= Townawilly =

Parish in County Donegal, Ireland

Townawilly is a parish in the Barony of Tirhugh within the Roman Catholic Diocese of Raphoe in County Donegal, Ireland. The parish includes most of Donegal Town, with the parish running along the shores of Lough Eske, just to the north-east of the town. The mountainous area known locally as ‘Townawilly’, ranging approximately from the south-eastern portion of Lough Eske to farther north in the Bluestack Mountains ('the Croaghs'), gives its name to the larger parish. The spelling of this placename can also be found as 'Tawnawully', after the Irish Tamhnach 'a Mhullaigh. This translates approximately as 'highland meadow' or 'arable hilltop'.

==History==
===Townawilly Tenantry School===
Source:

The Commissioners of Education in their 1848 report mention that they had built a 'substantial' school in Townawilly.

In 1858 the Commissioners reported that pupils attending the school got little educational benefit as the master could not speak Irish, while the junior classes could not speak English.

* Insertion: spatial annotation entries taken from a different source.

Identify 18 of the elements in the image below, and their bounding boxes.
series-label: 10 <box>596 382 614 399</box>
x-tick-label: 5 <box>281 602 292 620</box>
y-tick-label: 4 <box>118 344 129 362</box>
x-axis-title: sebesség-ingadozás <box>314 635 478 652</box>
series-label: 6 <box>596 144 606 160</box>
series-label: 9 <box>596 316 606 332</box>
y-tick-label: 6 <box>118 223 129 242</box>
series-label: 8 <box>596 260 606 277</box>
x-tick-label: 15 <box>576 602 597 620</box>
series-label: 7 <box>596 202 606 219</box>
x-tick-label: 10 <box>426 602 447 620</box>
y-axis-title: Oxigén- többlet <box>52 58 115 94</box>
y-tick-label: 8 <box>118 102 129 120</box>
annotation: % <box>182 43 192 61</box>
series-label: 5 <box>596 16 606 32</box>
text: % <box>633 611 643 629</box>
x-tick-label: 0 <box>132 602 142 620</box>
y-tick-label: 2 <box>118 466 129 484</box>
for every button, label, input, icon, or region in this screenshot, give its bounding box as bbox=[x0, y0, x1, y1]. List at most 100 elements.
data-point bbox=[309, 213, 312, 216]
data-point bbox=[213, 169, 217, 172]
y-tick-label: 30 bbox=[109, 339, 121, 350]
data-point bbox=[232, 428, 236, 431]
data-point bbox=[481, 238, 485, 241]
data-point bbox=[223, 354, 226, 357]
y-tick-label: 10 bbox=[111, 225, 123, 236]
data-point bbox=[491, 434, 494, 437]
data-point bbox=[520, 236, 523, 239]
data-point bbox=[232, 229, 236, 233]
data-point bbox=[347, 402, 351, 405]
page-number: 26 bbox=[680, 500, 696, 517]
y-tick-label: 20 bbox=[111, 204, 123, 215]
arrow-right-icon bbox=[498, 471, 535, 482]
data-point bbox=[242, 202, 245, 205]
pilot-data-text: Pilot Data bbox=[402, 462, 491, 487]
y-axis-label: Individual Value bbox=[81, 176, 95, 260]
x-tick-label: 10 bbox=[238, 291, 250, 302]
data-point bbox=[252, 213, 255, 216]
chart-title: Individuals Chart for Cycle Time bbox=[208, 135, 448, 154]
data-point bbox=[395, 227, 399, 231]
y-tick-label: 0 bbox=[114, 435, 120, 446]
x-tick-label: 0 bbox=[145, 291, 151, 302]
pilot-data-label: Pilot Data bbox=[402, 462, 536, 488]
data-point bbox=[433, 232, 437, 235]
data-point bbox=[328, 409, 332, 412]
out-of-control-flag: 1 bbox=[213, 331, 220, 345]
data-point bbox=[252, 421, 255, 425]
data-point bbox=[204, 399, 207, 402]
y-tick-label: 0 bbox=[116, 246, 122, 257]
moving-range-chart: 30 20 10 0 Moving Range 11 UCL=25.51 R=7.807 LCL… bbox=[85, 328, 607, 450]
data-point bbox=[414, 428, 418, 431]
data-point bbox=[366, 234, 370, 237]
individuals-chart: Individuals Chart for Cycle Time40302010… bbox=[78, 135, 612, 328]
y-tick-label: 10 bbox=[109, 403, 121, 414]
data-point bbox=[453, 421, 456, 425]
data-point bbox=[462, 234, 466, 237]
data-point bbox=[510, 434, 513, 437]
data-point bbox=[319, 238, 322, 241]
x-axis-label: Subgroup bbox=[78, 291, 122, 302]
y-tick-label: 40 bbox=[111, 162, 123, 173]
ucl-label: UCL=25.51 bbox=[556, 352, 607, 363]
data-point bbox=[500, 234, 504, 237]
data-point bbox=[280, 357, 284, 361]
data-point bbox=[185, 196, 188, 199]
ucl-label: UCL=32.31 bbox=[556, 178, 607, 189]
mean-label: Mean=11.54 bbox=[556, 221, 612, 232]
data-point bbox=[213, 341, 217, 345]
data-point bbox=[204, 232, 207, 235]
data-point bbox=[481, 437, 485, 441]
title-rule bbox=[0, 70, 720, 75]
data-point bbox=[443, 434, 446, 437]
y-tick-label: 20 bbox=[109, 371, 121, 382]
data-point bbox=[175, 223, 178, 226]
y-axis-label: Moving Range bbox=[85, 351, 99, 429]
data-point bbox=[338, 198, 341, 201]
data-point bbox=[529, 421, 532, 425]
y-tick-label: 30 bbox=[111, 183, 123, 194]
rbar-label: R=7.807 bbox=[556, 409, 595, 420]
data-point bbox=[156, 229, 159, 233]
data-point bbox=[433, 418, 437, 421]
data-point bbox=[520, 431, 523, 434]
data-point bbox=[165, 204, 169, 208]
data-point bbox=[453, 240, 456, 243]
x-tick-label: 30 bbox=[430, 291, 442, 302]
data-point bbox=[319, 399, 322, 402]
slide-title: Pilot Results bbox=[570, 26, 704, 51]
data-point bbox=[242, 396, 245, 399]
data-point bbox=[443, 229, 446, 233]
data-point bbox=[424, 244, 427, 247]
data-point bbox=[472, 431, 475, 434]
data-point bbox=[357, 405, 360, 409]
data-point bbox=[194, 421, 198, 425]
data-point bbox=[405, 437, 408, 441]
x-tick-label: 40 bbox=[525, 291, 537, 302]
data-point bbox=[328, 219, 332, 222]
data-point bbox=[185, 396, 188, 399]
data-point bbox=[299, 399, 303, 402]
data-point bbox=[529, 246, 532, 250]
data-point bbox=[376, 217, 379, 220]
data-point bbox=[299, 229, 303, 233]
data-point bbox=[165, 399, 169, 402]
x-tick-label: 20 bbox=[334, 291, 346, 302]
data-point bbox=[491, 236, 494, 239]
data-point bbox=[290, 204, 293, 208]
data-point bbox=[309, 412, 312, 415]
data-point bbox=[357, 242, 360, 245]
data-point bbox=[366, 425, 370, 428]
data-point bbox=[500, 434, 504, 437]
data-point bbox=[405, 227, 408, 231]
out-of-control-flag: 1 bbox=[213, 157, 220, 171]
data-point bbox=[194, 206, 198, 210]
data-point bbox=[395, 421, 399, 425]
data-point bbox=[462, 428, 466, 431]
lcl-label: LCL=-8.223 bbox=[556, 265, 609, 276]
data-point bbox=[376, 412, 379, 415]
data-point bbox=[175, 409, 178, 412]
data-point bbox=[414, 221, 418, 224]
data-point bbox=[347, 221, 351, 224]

The total number on the roll was 87. All were free students and only three were non-Catholic.

===Archaeology===

The area is abundant with evidence of wells, standing stones, ringforts, and other monuments of ancient construction and import.

English 'Crown' coins dating to the early 17th century were discovered in the townland of Garvagh in the 1940s.

==Townlands==

Townlands within the area of Townawilly include: Milltown, Ardeevin, Mullanalamphry, Ardnableask, Ardatowel, Townagorm, Garvagh, Corracramph, Goladoo.